Wednesday, July 11, 2007

The Athens Affair - The Vodafone wiretapping scandal

This is an excellent article with good technical explanations. Unfortunately, no answers to the question of whodunnit.

Summary: what happened was that someone installed a very sophisticated rootkit for Vodafone's Ericsson AXE including:
* using the existing wiretapping code, but not the normal user interface;
* bypassing the logging system (of course);
* bypassing the audits;
* hiding the illegal processes from the process list (task manager in Windows or ps ax in Unix) by modifying the relevant system code;
* adding a backdoor user;
* modified the shell to allow access to the illegal processes.

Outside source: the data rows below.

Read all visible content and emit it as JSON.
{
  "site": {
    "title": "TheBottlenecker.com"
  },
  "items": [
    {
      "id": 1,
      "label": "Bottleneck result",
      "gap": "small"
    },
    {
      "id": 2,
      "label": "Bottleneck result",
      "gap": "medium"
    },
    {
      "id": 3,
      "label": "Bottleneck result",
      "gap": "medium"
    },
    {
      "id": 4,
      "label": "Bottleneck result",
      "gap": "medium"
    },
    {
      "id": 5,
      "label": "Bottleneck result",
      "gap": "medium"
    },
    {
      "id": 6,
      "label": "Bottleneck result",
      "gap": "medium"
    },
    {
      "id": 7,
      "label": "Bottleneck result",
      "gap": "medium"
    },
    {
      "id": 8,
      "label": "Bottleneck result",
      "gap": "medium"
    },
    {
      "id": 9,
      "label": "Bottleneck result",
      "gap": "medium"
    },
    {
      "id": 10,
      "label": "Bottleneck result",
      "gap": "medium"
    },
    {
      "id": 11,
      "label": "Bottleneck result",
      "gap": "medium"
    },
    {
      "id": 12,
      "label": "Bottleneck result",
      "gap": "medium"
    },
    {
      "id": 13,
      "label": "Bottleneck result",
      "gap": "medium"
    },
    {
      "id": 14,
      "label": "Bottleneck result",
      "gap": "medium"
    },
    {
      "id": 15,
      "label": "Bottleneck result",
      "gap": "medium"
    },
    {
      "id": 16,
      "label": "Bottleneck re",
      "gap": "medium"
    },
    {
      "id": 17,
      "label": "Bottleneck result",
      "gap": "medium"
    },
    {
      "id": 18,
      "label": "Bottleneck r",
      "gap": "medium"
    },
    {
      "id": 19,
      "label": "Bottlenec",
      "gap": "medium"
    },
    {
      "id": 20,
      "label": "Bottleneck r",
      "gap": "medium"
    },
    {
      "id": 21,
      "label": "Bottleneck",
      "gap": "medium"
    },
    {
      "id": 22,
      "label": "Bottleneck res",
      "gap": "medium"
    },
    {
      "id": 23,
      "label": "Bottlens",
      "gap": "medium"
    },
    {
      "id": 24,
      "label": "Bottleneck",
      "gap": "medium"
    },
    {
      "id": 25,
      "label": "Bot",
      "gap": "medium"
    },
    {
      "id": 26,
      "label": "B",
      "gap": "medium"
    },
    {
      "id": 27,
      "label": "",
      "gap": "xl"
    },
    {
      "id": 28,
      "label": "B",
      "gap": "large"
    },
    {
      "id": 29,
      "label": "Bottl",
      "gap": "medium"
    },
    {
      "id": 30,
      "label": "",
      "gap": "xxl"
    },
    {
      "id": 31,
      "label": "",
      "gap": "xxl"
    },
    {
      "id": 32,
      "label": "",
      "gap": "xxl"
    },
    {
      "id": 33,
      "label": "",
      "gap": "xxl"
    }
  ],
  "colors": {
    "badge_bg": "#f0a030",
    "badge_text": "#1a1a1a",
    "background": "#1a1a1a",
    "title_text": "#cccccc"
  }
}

All done without rebooting the AXE switch!

On 9 March 2005, a 38-year-old Greek electrical engineer named Costas Tsalikidis was found hanged in his Athens loft apartment, an apparent suicide. It would prove to be merely the first public news of a scandal that would roil Greece for months.

The next day, the prime minister of Greece was told that his cellphone was being bugged, as were those of the mayor of Athens and at least 100 other high-ranking dignitaries, including an employee of the U.S. embassy.


A study of the Athens affair, surely the most bizarre and embarrassing scandal ever to engulf a major cellphone service provider, sheds considerable light on the measures networks can and should take to reduce their vulnerability to hackers and moles.

It's also a rare opportunity to get a glimpse of one of the most elusive of cybercrimes. Major network penetrations of any kind are exceedingly uncommon. They are hard to pull off, and equally hard to investigate.